Secondo i dati forniti da Wwoof Italia oggi gli associati sono 5107 (rispetto ai 1044 del 2004), con una leggera maggioranza di donne 2794 contro 2313. Di questi, la maggior parte hanno un’età compresa tra i 20 e 40 anni (4087).
«Il movimento – spiega Pozzi – è molto cresciuto in questi anni. Noi di fatto, sia tramite gli host sia attraverso un invito alla attenta lettura delle motivazioni di chi vuole fare questa esperienza, cerchiamo di contenere la crescita esponenziale. L’importante non è la quantità di partecipanti ma la qualità dell’esperienza. Wwoof è in fase di maturazione: attraverso la crescita della rete di relazioni sul territorio, animata dai 40 coordinatori locali riesce a promuovere incontri, formazione e sostenere progetti virtuosi».

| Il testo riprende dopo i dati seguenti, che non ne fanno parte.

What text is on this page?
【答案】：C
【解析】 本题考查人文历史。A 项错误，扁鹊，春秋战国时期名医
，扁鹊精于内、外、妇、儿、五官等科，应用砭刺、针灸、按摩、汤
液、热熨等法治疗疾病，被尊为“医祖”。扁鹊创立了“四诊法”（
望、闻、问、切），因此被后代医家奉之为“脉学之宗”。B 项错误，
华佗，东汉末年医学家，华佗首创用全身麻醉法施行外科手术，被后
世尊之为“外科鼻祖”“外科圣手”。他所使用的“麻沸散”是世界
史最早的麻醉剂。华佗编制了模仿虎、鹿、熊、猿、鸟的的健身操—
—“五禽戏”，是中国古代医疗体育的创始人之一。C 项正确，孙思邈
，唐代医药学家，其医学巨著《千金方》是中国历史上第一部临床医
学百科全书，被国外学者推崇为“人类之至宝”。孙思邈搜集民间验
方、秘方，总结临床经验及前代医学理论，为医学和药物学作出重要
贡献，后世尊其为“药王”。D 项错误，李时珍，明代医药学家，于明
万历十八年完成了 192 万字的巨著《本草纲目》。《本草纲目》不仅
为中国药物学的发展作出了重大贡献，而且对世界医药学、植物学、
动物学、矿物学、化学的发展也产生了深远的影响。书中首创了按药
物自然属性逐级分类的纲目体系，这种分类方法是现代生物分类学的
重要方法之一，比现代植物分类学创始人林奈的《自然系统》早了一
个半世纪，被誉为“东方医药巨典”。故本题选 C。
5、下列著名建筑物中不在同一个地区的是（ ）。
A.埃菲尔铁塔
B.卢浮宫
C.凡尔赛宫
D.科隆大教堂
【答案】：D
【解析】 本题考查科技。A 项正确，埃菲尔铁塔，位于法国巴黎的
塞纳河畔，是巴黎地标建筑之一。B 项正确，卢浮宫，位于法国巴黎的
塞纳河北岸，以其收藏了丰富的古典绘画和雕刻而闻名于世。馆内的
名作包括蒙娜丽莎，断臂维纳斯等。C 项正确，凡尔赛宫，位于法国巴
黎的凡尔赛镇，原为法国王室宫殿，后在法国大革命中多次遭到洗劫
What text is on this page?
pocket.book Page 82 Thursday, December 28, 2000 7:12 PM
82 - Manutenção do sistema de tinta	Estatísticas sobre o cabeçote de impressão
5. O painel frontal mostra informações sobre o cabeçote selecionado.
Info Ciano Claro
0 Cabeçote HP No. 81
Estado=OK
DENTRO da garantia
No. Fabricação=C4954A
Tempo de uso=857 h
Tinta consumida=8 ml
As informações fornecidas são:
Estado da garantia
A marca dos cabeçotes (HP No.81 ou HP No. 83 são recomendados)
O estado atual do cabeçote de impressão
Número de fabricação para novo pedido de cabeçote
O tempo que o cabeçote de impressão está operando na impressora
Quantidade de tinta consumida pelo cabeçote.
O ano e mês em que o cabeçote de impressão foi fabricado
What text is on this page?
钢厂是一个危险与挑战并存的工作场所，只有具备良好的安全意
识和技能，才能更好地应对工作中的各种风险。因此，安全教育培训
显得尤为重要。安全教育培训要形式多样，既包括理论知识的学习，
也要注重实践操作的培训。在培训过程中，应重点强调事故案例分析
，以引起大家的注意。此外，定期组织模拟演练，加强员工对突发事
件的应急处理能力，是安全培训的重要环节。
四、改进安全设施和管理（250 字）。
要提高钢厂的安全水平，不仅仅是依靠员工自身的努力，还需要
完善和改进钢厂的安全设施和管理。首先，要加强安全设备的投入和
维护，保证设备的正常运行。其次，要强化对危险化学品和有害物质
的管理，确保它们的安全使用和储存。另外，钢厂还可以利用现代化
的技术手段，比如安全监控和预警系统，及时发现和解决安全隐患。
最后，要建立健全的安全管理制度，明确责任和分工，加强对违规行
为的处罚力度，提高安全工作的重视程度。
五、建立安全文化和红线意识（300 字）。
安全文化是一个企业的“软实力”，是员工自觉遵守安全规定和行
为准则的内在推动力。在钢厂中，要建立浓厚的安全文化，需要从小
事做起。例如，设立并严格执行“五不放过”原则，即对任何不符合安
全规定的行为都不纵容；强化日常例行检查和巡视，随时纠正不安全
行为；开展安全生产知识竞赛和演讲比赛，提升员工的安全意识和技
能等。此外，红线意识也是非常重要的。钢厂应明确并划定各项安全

Una caratteristica peculiare del Wwoof è l’estrema varietà delle situazioni e delle persone coinvolte, i Wwoofers sono in genere giovani studenti, ma non mancano adulti che cercano esperienze per iniziare a vivere in campagna, pensionati, coppie con bambini.
«Capita – spiega Pozzi – che alcuni giovani decidano di avvicinarsi al wwoofing per viaggiare in modo economico e non c’è assolutamente nulla di male nel pensarlo. L’importante, però, è che siano consapevoli che il wwoofing implica il condividere lo stile di vita di chi li ospita. Quello che è davvero interessante è che, negli ultimi anni, capita sempre più spesso che i giovani che intraprendono una nuova attività agricola si siano formati proprio attraverso una lunga esperienza nel Wwoof».